Le slipway de La Rochelle : un équipement au service de la pêche
Un texte de Yves Gaubert
Le slipway est une longue rampe qui permet de sortir les bateaux de l’eau pour des travaux de carénage ou de réparation qui ne peuvent se faire à flot. Le bassin des chalutiers de La Rochelle dispose d’un tel équipement. Installé au sud du bassin, il se présente comme un grand plan incliné à 5° muni de rails. Sa longueur est de 195 mètres dont 120 mètres immergés. Un chariot recevant le ber qui maintient les bateaux roule sur les rails. Celui-ci entre profondément dans l’eau pour se disposer en-dessous du bateau à remonter. Des câbles reliés à une machinerie et un tambour de 2,50 mètres de diamètre hissent le chariot et le bateau hors de l’eau permettant toutes les interventions nécessaires.
L’installation d’un tel équipement est demandé par les armateurs à la pêche de La Rochelle dès 1926. A cette époque, les chalutiers industriels qui mesurent plus de 40 mètres de long pour 7 mètres de large et 500 tonnes de déplacement utilisent les formes de radoub de La Pallice pour effectuer les carénages et les travaux divers. Mais les deux formes sont utilisées pour les bateaux de commerce et les périodes de disponibilité sont rares. Un dispositif pour le carénage des navires de pêche apparaît donc indispensable aux armateurs.
Deux solutions sont proposées par les ingénieurs des services maritimes des Ponts et Chaussées, une forme de radoub ou un slip way. Plusieurs avant-projets sont étudiés en 1930 et 1931 mais n’aboutissent pas. Fin 1933, le syndicat des armateurs revient à la charge : « leur préférence va vers un engin de type Crandall, avec chariot principal portant 800 tonnes et un chariot auxiliaire portant 450 tonnes » (dossier de classement du slip way).
Survient la crise de la pêche, un manque d’enthousiasme de la chambre de commerce qui voit le slip way comme une concurrence aux formes de radoub qu’elle gère. Le projet est gelé. Mais Oscar Dahl, armateur rochelais, relance l’affaire en 1939 vu la saturation complète des formes et les retards considérables pris dans le carénage des chalutiers. Cette fois la chambre de commerce est partie prenante puisque c’est elle qui doit prendre en charge la gestion du futur équipement. Et cette réalisation s’inscrit dans la prévision de la restructuration du bassin avec la construction d’un nouvel encan sur le quai Est. Le projet est approuvé en décembre 1940. Le devis de construction du slipway est de deux millions de francs.
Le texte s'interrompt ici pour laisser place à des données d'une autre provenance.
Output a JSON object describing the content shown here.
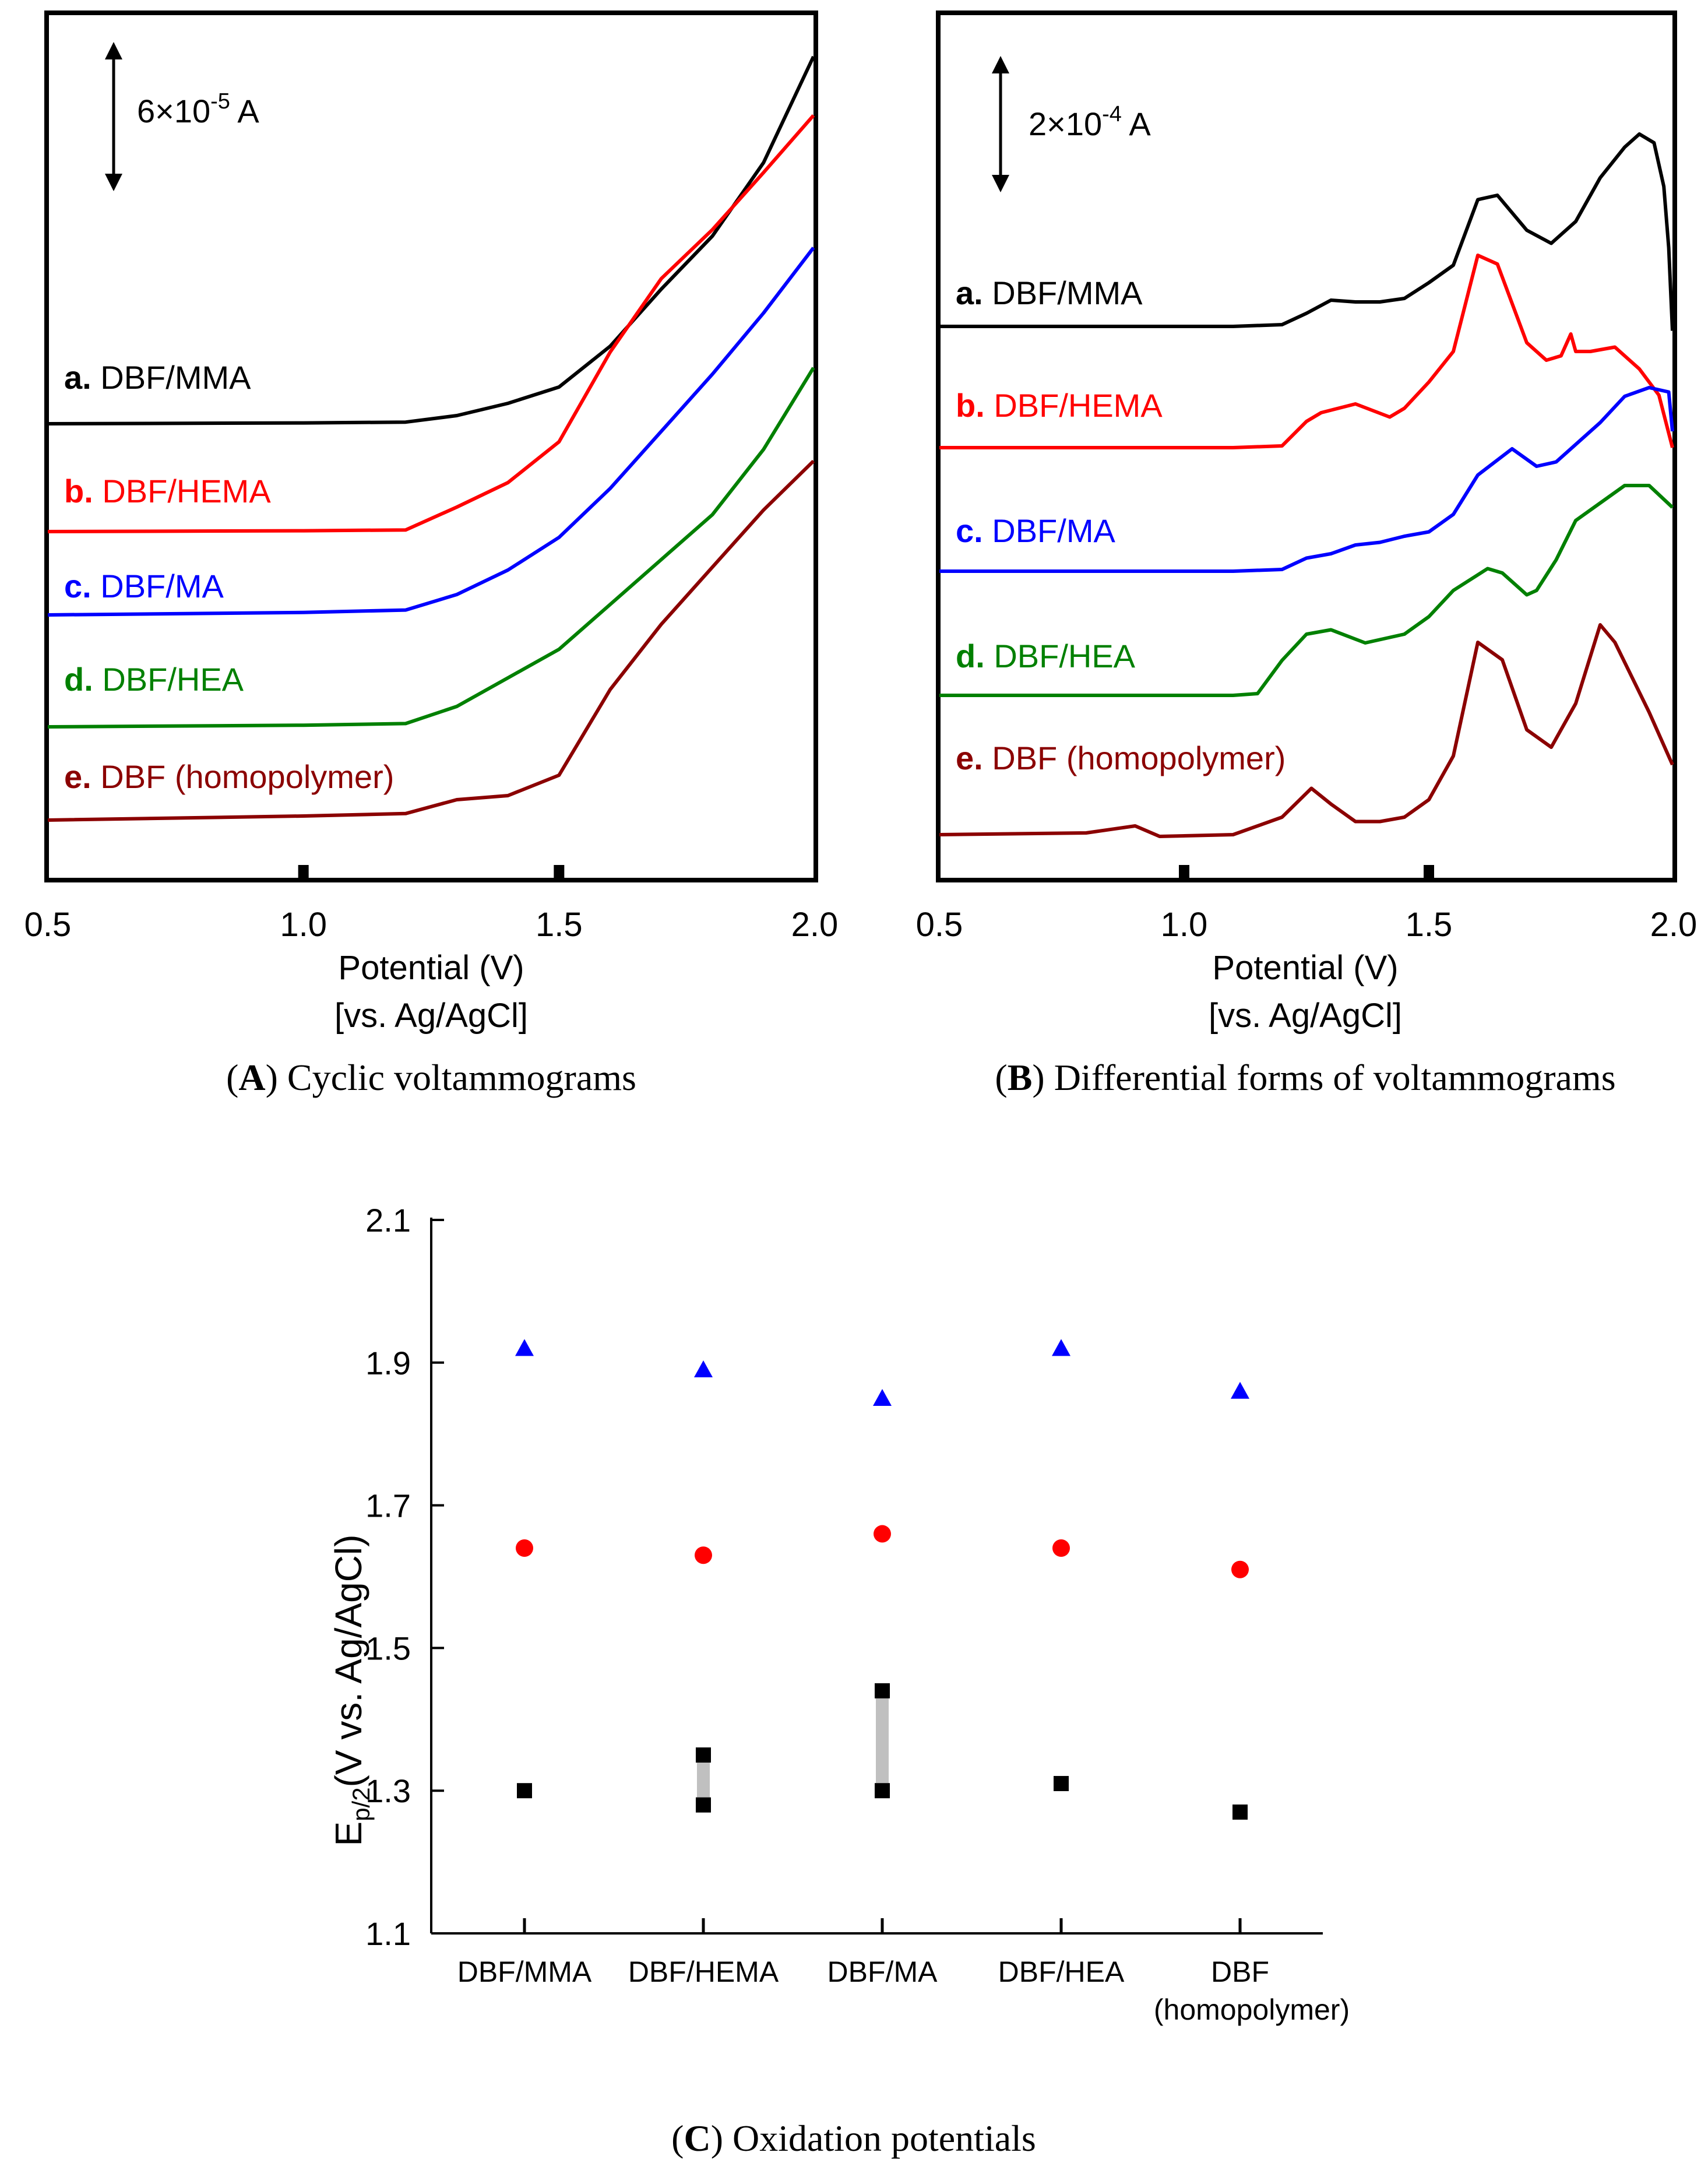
{
  "colors": {
    "a": "#000000",
    "b": "#ff0000",
    "c": "#0000ff",
    "d": "#008000",
    "e": "#8b0000",
    "errorbar": "#c0c0c0"
  },
  "series_meta": [
    {
      "id": "a",
      "tag": "a.",
      "label": "DBF/MMA",
      "label_color": "#000000"
    },
    {
      "id": "b",
      "tag": "b.",
      "label": "DBF/HEMA",
      "label_color": "#ff0000"
    },
    {
      "id": "c",
      "tag": "c.",
      "label": "DBF/MA",
      "label_color": "#0000ff"
    },
    {
      "id": "d",
      "tag": "d.",
      "label": "DBF/HEA",
      "label_color": "#008000"
    },
    {
      "id": "e",
      "tag": "e.",
      "label": "DBF (homopolymer)",
      "label_color": "#8b0000"
    }
  ],
  "panelA": {
    "caption_letter": "A",
    "caption_text": "Cyclic voltammograms",
    "scalebar_label": "6×10",
    "scalebar_exp": "-5",
    "scalebar_unit": "A",
    "xlabel_line1": "Potential (V)",
    "xlabel_line2": "[vs. Ag/AgCl]"
  },
  "panelB": {
    "caption_letter": "B",
    "caption_text": "Differential forms of voltammograms",
    "scalebar_label": "2×10",
    "scalebar_exp": "-4",
    "scalebar_unit": "A",
    "xlabel_line1": "Potential (V)",
    "xlabel_line2": "[vs. Ag/AgCl]"
  },
  "panelC": {
    "caption_letter": "C",
    "caption_text": "Oxidation potentials",
    "ylabel_main": "E",
    "ylabel_sub": "p/2",
    "ylabel_rest": "(V vs. Ag/AgCl)",
    "category_line2": [
      "",
      "",
      "",
      "",
      "(homopolymer)"
    ]
  },
  "chart_data": [
    {
      "type": "line",
      "title": "Cyclic voltammograms",
      "xlabel": "Potential (V) [vs. Ag/AgCl]",
      "ylabel": "",
      "xlim": [
        0.5,
        2.0
      ],
      "x_ticks": [
        "0.5",
        "1.0",
        "1.5",
        "2.0"
      ],
      "x_tick_values": [
        0.5,
        1.0,
        1.5,
        2.0
      ],
      "note": "current, curves vertically offset",
      "series": [
        {
          "name": "DBF/MMA",
          "x": [
            0.5,
            1.0,
            1.2,
            1.3,
            1.4,
            1.5,
            1.6,
            1.7,
            1.8,
            1.9,
            2.0
          ],
          "y": [
            0,
            0.01,
            0.02,
            0.1,
            0.25,
            0.45,
            0.95,
            1.65,
            2.3,
            3.2,
            4.5
          ]
        },
        {
          "name": "DBF/HEMA",
          "x": [
            0.5,
            1.0,
            1.2,
            1.3,
            1.4,
            1.5,
            1.6,
            1.7,
            1.8,
            1.9,
            2.0
          ],
          "y": [
            0,
            0.01,
            0.02,
            0.3,
            0.6,
            1.1,
            2.2,
            3.1,
            3.7,
            4.4,
            5.1
          ]
        },
        {
          "name": "DBF/MA",
          "x": [
            0.5,
            1.0,
            1.2,
            1.3,
            1.4,
            1.5,
            1.6,
            1.7,
            1.8,
            1.9,
            2.0
          ],
          "y": [
            0,
            0.03,
            0.06,
            0.25,
            0.55,
            0.95,
            1.55,
            2.25,
            2.95,
            3.7,
            4.5
          ]
        },
        {
          "name": "DBF/HEA",
          "x": [
            0.5,
            1.0,
            1.2,
            1.3,
            1.4,
            1.5,
            1.6,
            1.7,
            1.8,
            1.9,
            2.0
          ],
          "y": [
            0,
            0.02,
            0.04,
            0.25,
            0.6,
            0.95,
            1.5,
            2.05,
            2.6,
            3.4,
            4.4
          ]
        },
        {
          "name": "DBF (homopolymer)",
          "x": [
            0.5,
            1.0,
            1.2,
            1.3,
            1.4,
            1.5,
            1.6,
            1.7,
            1.8,
            1.9,
            2.0
          ],
          "y": [
            0,
            0.05,
            0.08,
            0.25,
            0.3,
            0.55,
            1.6,
            2.4,
            3.1,
            3.8,
            4.4
          ]
        }
      ]
    },
    {
      "type": "line",
      "title": "Differential forms of voltammograms",
      "xlabel": "Potential (V) [vs. Ag/AgCl]",
      "ylabel": "",
      "xlim": [
        0.5,
        2.0
      ],
      "x_ticks": [
        "0.5",
        "1.0",
        "1.5",
        "2.0"
      ],
      "x_tick_values": [
        0.5,
        1.0,
        1.5,
        2.0
      ],
      "note": "dI/dE, curves vertically offset",
      "series": [
        {
          "name": "DBF/MMA",
          "x": [
            0.5,
            1.0,
            1.1,
            1.2,
            1.25,
            1.3,
            1.35,
            1.4,
            1.45,
            1.5,
            1.55,
            1.6,
            1.64,
            1.7,
            1.75,
            1.8,
            1.85,
            1.9,
            1.93,
            1.96,
            1.98,
            1.99,
            2.0
          ],
          "y": [
            0,
            0,
            0,
            0.02,
            0.15,
            0.3,
            0.28,
            0.28,
            0.32,
            0.5,
            0.7,
            1.45,
            1.5,
            1.1,
            0.95,
            1.2,
            1.7,
            2.05,
            2.2,
            2.1,
            1.6,
            0.9,
            -0.05
          ]
        },
        {
          "name": "DBF/HEMA",
          "x": [
            0.5,
            1.0,
            1.1,
            1.2,
            1.25,
            1.28,
            1.35,
            1.42,
            1.45,
            1.5,
            1.55,
            1.6,
            1.64,
            1.7,
            1.74,
            1.77,
            1.79,
            1.8,
            1.83,
            1.88,
            1.93,
            1.97,
            2.0
          ],
          "y": [
            0,
            0,
            0,
            0.02,
            0.3,
            0.4,
            0.5,
            0.35,
            0.45,
            0.75,
            1.1,
            2.2,
            2.1,
            1.2,
            1.0,
            1.05,
            1.3,
            1.1,
            1.1,
            1.15,
            0.9,
            0.6,
            0.0
          ]
        },
        {
          "name": "DBF/MA",
          "x": [
            0.5,
            1.0,
            1.1,
            1.2,
            1.25,
            1.3,
            1.35,
            1.4,
            1.45,
            1.5,
            1.55,
            1.6,
            1.67,
            1.72,
            1.76,
            1.8,
            1.85,
            1.9,
            1.95,
            1.99,
            2.0
          ],
          "y": [
            0,
            0,
            0,
            0.02,
            0.15,
            0.2,
            0.3,
            0.33,
            0.4,
            0.45,
            0.65,
            1.1,
            1.4,
            1.2,
            1.25,
            1.45,
            1.7,
            2.0,
            2.1,
            2.05,
            1.6
          ]
        },
        {
          "name": "DBF/HEA",
          "x": [
            0.5,
            1.0,
            1.1,
            1.15,
            1.2,
            1.25,
            1.3,
            1.37,
            1.45,
            1.5,
            1.55,
            1.62,
            1.65,
            1.7,
            1.72,
            1.76,
            1.8,
            1.85,
            1.9,
            1.95,
            2.0
          ],
          "y": [
            0,
            0,
            0,
            0.02,
            0.4,
            0.7,
            0.75,
            0.6,
            0.7,
            0.9,
            1.2,
            1.45,
            1.4,
            1.15,
            1.2,
            1.55,
            2.0,
            2.2,
            2.4,
            2.4,
            2.15
          ]
        },
        {
          "name": "DBF (homopolymer)",
          "x": [
            0.5,
            0.8,
            0.9,
            0.95,
            1.1,
            1.2,
            1.26,
            1.3,
            1.35,
            1.4,
            1.45,
            1.5,
            1.55,
            1.6,
            1.65,
            1.7,
            1.75,
            1.8,
            1.85,
            1.88,
            1.95,
            2.0
          ],
          "y": [
            0,
            0.02,
            0.1,
            -0.02,
            0,
            0.2,
            0.53,
            0.35,
            0.15,
            0.15,
            0.2,
            0.4,
            0.9,
            2.2,
            2.0,
            1.2,
            1.0,
            1.5,
            2.4,
            2.2,
            1.4,
            0.8
          ]
        }
      ]
    },
    {
      "type": "scatter",
      "title": "Oxidation potentials",
      "xlabel": "",
      "ylabel": "Ep/2(V vs. Ag/AgCl)",
      "categories": [
        "DBF/MMA",
        "DBF/HEMA",
        "DBF/MA",
        "DBF/HEA",
        "DBF"
      ],
      "ylim": [
        1.1,
        2.1
      ],
      "y_ticks": [
        "1.1",
        "1.3",
        "1.5",
        "1.7",
        "1.9",
        "2.1"
      ],
      "y_tick_values": [
        1.1,
        1.3,
        1.5,
        1.7,
        1.9,
        2.1
      ],
      "series": [
        {
          "marker": "triangle",
          "color": "#0000ff",
          "values": [
            1.92,
            1.89,
            1.85,
            1.92,
            1.86
          ]
        },
        {
          "marker": "circle",
          "color": "#ff0000",
          "values": [
            1.64,
            1.63,
            1.66,
            1.64,
            1.61
          ]
        },
        {
          "marker": "square",
          "color": "#000000",
          "values": [
            1.3,
            1.28,
            1.3,
            1.31,
            1.27
          ]
        },
        {
          "marker": "square",
          "color": "#000000",
          "values": [
            null,
            1.35,
            1.44,
            null,
            null
          ]
        }
      ],
      "ranges": [
        {
          "category": "DBF/HEMA",
          "low": 1.28,
          "high": 1.35
        },
        {
          "category": "DBF/MA",
          "low": 1.3,
          "high": 1.44
        }
      ]
    }
  ]
}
La guerre va changer la donne. L’activité de pêche est très ralentie, La Rochelle est en zone occupée. C’est l’armée allemande qui va reprendre l’affaire à son compte. Elle fait donc construire le slipway par des ouvriers français réquisitionnés. Cet équipement complète les installations de la base de sous-marins établie dans le bassin à flot de La Pallice. Le slip va servir à l’entretien des « schnellboots », des torpilleurs capables de marcher à plus de 40 nœuds.
La machinerie est prise par l’occupant dans un port hollandais. Une grue d’une capacité de 3 tonnes est récupérée au port de La Pallice. En 1943, l’ensemble est opérationnel. Et en juin 1945, après l’armistice, la chambre de commerce obtient la concession pour l’exploitation du slip qui est de nouveau en activité dès le mois d’août. Le service tourne rapidement à plein avec deux électriciens, un ouvrier d’entretien et un manœuvre. En 1947, le gouvernement hollandais demande la restitution de la machinerie. La chambre de commerce renvoie toutes les pièces de rechange et rachète « le matériel en exploitation ».
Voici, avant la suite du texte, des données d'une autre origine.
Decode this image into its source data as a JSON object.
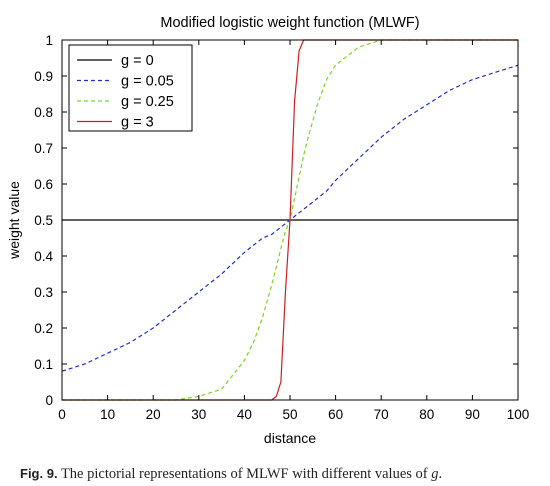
{
  "chart_data": {
    "type": "line",
    "title": "Modified logistic weight function (MLWF)",
    "xlabel": "distance",
    "ylabel": "weight value",
    "xlim": [
      0,
      100
    ],
    "ylim": [
      0,
      1
    ],
    "xticks": [
      0,
      10,
      20,
      30,
      40,
      50,
      60,
      70,
      80,
      90,
      100
    ],
    "yticks": [
      0,
      0.1,
      0.2,
      0.3,
      0.4,
      0.5,
      0.6,
      0.7,
      0.8,
      0.9,
      1
    ],
    "x": [
      0,
      5,
      10,
      15,
      20,
      25,
      30,
      35,
      40,
      42,
      44,
      46,
      47,
      48,
      49,
      50,
      51,
      52,
      53,
      54,
      56,
      58,
      60,
      65,
      70,
      75,
      80,
      85,
      90,
      95,
      100
    ],
    "grid": false,
    "legend_position": "top-left",
    "series": [
      {
        "name": "g = 0",
        "color": "#000000",
        "dash": "solid",
        "values": [
          0.5,
          0.5,
          0.5,
          0.5,
          0.5,
          0.5,
          0.5,
          0.5,
          0.5,
          0.5,
          0.5,
          0.5,
          0.5,
          0.5,
          0.5,
          0.5,
          0.5,
          0.5,
          0.5,
          0.5,
          0.5,
          0.5,
          0.5,
          0.5,
          0.5,
          0.5,
          0.5,
          0.5,
          0.5,
          0.5,
          0.5
        ]
      },
      {
        "name": "g = 0.05",
        "color": "#1f2fbf",
        "dash": "dashed",
        "values": [
          0.08,
          0.1,
          0.13,
          0.16,
          0.2,
          0.25,
          0.3,
          0.35,
          0.41,
          0.43,
          0.45,
          0.46,
          0.47,
          0.48,
          0.49,
          0.5,
          0.51,
          0.52,
          0.53,
          0.54,
          0.56,
          0.58,
          0.61,
          0.67,
          0.73,
          0.78,
          0.82,
          0.86,
          0.89,
          0.91,
          0.93
        ]
      },
      {
        "name": "g = 0.25",
        "color": "#7ed321",
        "dash": "dashed",
        "values": [
          0.0,
          0.0,
          0.0,
          0.0,
          0.0,
          0.0,
          0.01,
          0.03,
          0.11,
          0.16,
          0.23,
          0.32,
          0.37,
          0.42,
          0.47,
          0.5,
          0.56,
          0.62,
          0.68,
          0.73,
          0.82,
          0.89,
          0.93,
          0.98,
          1.0,
          1.0,
          1.0,
          1.0,
          1.0,
          1.0,
          1.0
        ]
      },
      {
        "name": "g = 3",
        "color": "#cc1f1f",
        "dash": "solid",
        "values": [
          0.0,
          0.0,
          0.0,
          0.0,
          0.0,
          0.0,
          0.0,
          0.0,
          0.0,
          0.0,
          0.0,
          0.0,
          0.01,
          0.05,
          0.3,
          0.5,
          0.83,
          0.97,
          1.0,
          1.0,
          1.0,
          1.0,
          1.0,
          1.0,
          1.0,
          1.0,
          1.0,
          1.0,
          1.0,
          1.0,
          1.0
        ]
      }
    ]
  },
  "caption": {
    "label": "Fig. 9.",
    "text": "The pictorial representations of MLWF with different values of",
    "variable": "g",
    "end": "."
  }
}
Le slip fait l’objet d’une utilisation intensive, liée au développement de la pêche. En 1954, la chambre de commerce doit envisager des travaux à cause de l’usure des engins. Après appels d’offre, des réparations et améliorations sont entreprises en 1958 : remplacement des rails et des deux chariots, construction d’un ber latéral équipé de sa machinerie. Le slip peut alors hisser un bateau de 700 tonnes et 53 mètres, ou deux de 300 tonnes et 36 mètres, le ber latéral peut prendre en charge un bateau de 300 tonnes et 36 mètres.
Le slip fonctionne dans cet état jusqu’en 1997 et à partir de 1995, uniquement pour le musée maritime. Son utilisation s’arrête alors pour des raisons de sécurité. Le musée n’a pas les moyens de mettre l’appareillage aux normes. Une demande de classement en tant que monument historique est déposée. Obtenu fin 2002, le classement va permettre la restauration du slipway et d’envisager son utilisation pour l’entretien des bateaux du patrimoine.